Horacio Gutiérrez (born 1948) is a Cuban-American classical pianist known for his performances of works in the Romantic Repertoire.

==Early life and education==
When Fidel Castro gained control of Cuba in 1959, the family decided to leave the country.

He moved with his family to the United States in 1962, studying in Los Angeles with Sergei Tarnowsky, Vladimir Horowitz's first teacher in Kiev, and later at the Juilliard School under Adele Marcus, a pupil of Russian pianist Josef Lhévinne.
He later worked extensively with American pianist William Masselos, a pupil of Carl Friedberg, who himself had studied with Clara Schumann and Johannes Brahms.

In 1970, he was a student at the Juilliard School of Music in New York.

==Career==
Gutiérrez's performance career spans over four decades. He was first seen on American television in 1966, on one of the Young People's Concerts with Leonard Bernstein, playing "The Great Gate of Kiev" from Pictures at an Exhibition, by Modest Mussorgsky.

On August 23, 1970, Gutiérrez made his debut with the Los Angeles Philharmonic under Zubin Mehta in Rachmaninoff's 3rd Piano Concerto. Martin Bernheimer, music critic with the Los Angeles Times, described his first appearance with the orchestra as "spectacular".

He was M.D. Anderson Distinguished Professor of Music at the University of Houston from 1996 to 2003. He is currently teaching at Manhattan School of Music.

Gutiérrez is best known for his interpretation of the Romantic repertoire. He has been commented for performances of the Classical style in music of composers such as Haydn, Mozart, Beethoven, and Brahms.

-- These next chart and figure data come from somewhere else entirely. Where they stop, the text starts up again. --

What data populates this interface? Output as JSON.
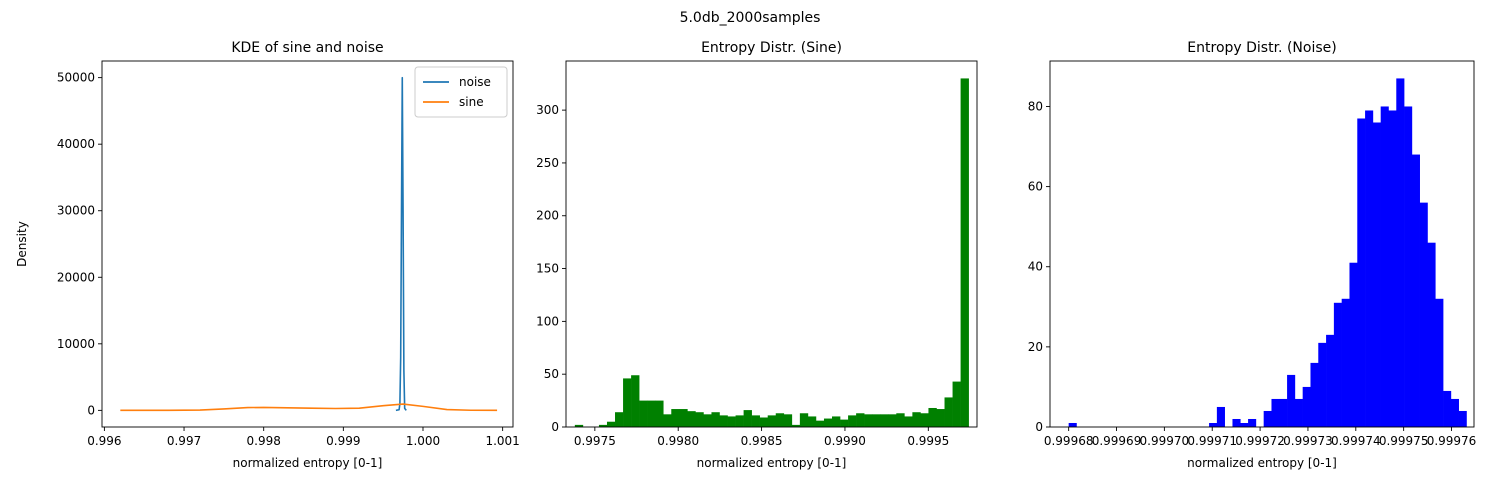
{
  "figure_title": "5.0db_2000samples",
  "chart_data": [
    {
      "type": "line",
      "title": "KDE of sine and noise",
      "xlabel": "normalized entropy [0-1]",
      "ylabel": "Density",
      "xlim": [
        0.99597,
        1.00113
      ],
      "ylim": [
        -2500,
        52500
      ],
      "xticks": [
        0.996,
        0.997,
        0.998,
        0.999,
        1.0,
        1.001
      ],
      "xtick_labels": [
        "0.996",
        "0.997",
        "0.998",
        "0.999",
        "1.000",
        "1.001"
      ],
      "yticks": [
        0,
        10000,
        20000,
        30000,
        40000,
        50000
      ],
      "ytick_labels": [
        "0",
        "10000",
        "20000",
        "30000",
        "40000",
        "50000"
      ],
      "legend_position": "top-right",
      "grid": false,
      "series": [
        {
          "name": "noise",
          "color": "#1f77b4",
          "x": [
            0.99966,
            0.9997,
            0.99971,
            0.99972,
            0.99973,
            0.99974,
            0.99975,
            0.99976,
            0.99977,
            0.99979
          ],
          "y": [
            0,
            100,
            1000,
            8000,
            30000,
            50000,
            30000,
            6000,
            300,
            0
          ]
        },
        {
          "name": "sine",
          "color": "#ff7f0e",
          "x": [
            0.9962,
            0.9968,
            0.9972,
            0.9975,
            0.9978,
            0.998,
            0.9983,
            0.9986,
            0.9989,
            0.9992,
            0.9995,
            0.99975,
            1.0,
            1.0003,
            1.0006,
            1.00093
          ],
          "y": [
            0,
            10,
            50,
            220,
            420,
            440,
            380,
            320,
            280,
            320,
            700,
            950,
            600,
            120,
            15,
            0
          ]
        }
      ]
    },
    {
      "type": "bar",
      "title": "Entropy Distr. (Sine)",
      "xlabel": "normalized entropy [0-1]",
      "ylabel": "",
      "color": "#008000",
      "bin_start": 0.99738,
      "bin_width": 4.82e-05,
      "values": [
        2,
        0,
        0,
        2,
        5,
        14,
        46,
        49,
        25,
        25,
        25,
        12,
        17,
        17,
        15,
        14,
        12,
        14,
        11,
        10,
        11,
        16,
        11,
        9,
        11,
        13,
        12,
        2,
        13,
        10,
        6,
        8,
        10,
        7,
        11,
        13,
        12,
        12,
        12,
        12,
        13,
        10,
        14,
        13,
        18,
        17,
        28,
        43,
        330
      ],
      "xlim": [
        0.997327,
        0.999792
      ],
      "ylim": [
        0,
        346.5
      ],
      "xticks": [
        0.9975,
        0.998,
        0.9985,
        0.999,
        0.9995
      ],
      "xtick_labels": [
        "0.9975",
        "0.9980",
        "0.9985",
        "0.9990",
        "0.9995"
      ],
      "yticks": [
        0,
        50,
        100,
        150,
        200,
        250,
        300
      ],
      "ytick_labels": [
        "0",
        "50",
        "100",
        "150",
        "200",
        "250",
        "300"
      ],
      "grid": false
    },
    {
      "type": "bar",
      "title": "Entropy Distr. (Noise)",
      "xlabel": "normalized entropy [0-1]",
      "ylabel": "",
      "color": "#0000ff",
      "bin_start": 0.99968,
      "bin_width": 1.63e-06,
      "values": [
        1,
        0,
        0,
        0,
        0,
        0,
        0,
        0,
        0,
        0,
        0,
        0,
        0,
        0,
        0,
        0,
        0,
        0,
        1,
        5,
        0,
        2,
        1,
        2,
        0,
        4,
        7,
        7,
        13,
        7,
        10,
        16,
        21,
        23,
        31,
        32,
        41,
        77,
        79,
        76,
        80,
        79,
        87,
        80,
        68,
        56,
        46,
        32,
        9,
        7,
        4
      ],
      "xlim": [
        0.9996761,
        0.9997647
      ],
      "ylim": [
        0,
        91.35
      ],
      "xticks": [
        0.99968,
        0.99969,
        0.9997,
        0.99971,
        0.99972,
        0.99973,
        0.99974,
        0.99975,
        0.99976
      ],
      "xtick_labels": [
        "0.99968",
        "0.99969",
        "0.99970",
        "0.99971",
        "0.99972",
        "0.99973",
        "0.99974",
        "0.99975",
        "0.99976"
      ],
      "yticks": [
        0,
        20,
        40,
        60,
        80
      ],
      "ytick_labels": [
        "0",
        "20",
        "40",
        "60",
        "80"
      ],
      "grid": false
    }
  ]
}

Gutiérrez is a strong champion of contemporary American composers. He has performed works by William Schuman, André Previn and George Perle. His recording "George Perle: A Retrospective" was named one of the ten best recordings of 2006 by The New Yorker. Perle dedicated Nine Bagatelles to Gutiérrez.

==Recordings==
He has recorded for EMI, Telarc and Chandos Records.

Gutiérrez's recordings include:
- Prokofiev's Concertos No. 2 and 3 with Neeme Järvi and the Royal Concertgebouw Orchestra. The recording has been acclaimed since its initial release in 1990. Reissued as part of Prokofiev The Piano Concertos in 2009, it was Gramophone's Editor's Choice in September (2009). Bryce Morrison wrote in Gramophone Magazine, "...Gutiérrez unleashes some of the most thrilling virtuosity on record, storming the Second Concerto's first movement development/cadenza in a manner that will make lesser pianists tremble."
- Brahms Piano Concerto No. 1 with André Previn and Royal Philharmonic Orchestra
- Brahms Piano Concerto No.2 with André Previn and Royal Philharmonic Orchestra
- Tchaikovsky Piano Concerto No. 1 and Rachmaninoff's Rhapsody on a Theme by Paganini with David Zinman and the Baltimore Symphony.
- Tchaikovsky Piano Concerto No. 1 and Liszt Piano Concerto No. 1 with Andre Previn and the London Symphony Orchestra.

==Television==
- BBC "Previn Music Nights" with the London Symphony, (1975)
- PBS Series: "Previn and the Pittsburgh," (1976)
- PBS Series: "Previn and the Pittsburgh," (1982)
- PBS Series: Live from Lincoln Center, "Mostly Mozart Festival," (1985)
- PBS Series: Live from Lincoln Center, "Chamber Music Society with Irene Worth and Horacio Gutierrez," (1986)
- The Tonight Show Starring Johnny Carson, (1985), (1986) (Three appearances)

==Awards==
He won the silver medal and was the top American prize-winner at 21 years of age in the 1970 International Tchaikovsky Competition in Moscow, Soviet Union. and was soon presented in major world-wide concert venues by Sol Hurok's management.

In 1982, he was awarded the Avery Fisher Prize in recognition of his musical achievements.

He won an Emmy Award for his fourth appearance with the Chamber Music Society of Lincoln Center.

== Reception ==
After his debut recital in London, Joan Chissell, music critic with The Times (London) wrote, His virtuosity is of the kind of which legends are made.

==Personal life==
He currently lives and works in the United States. He met his wife, pianist Patricia Asher, while she was studying with William Masselos and Adele Marcus at the Juilliard School.
Gutiérrez suffers from bursitis and a chronic back injury.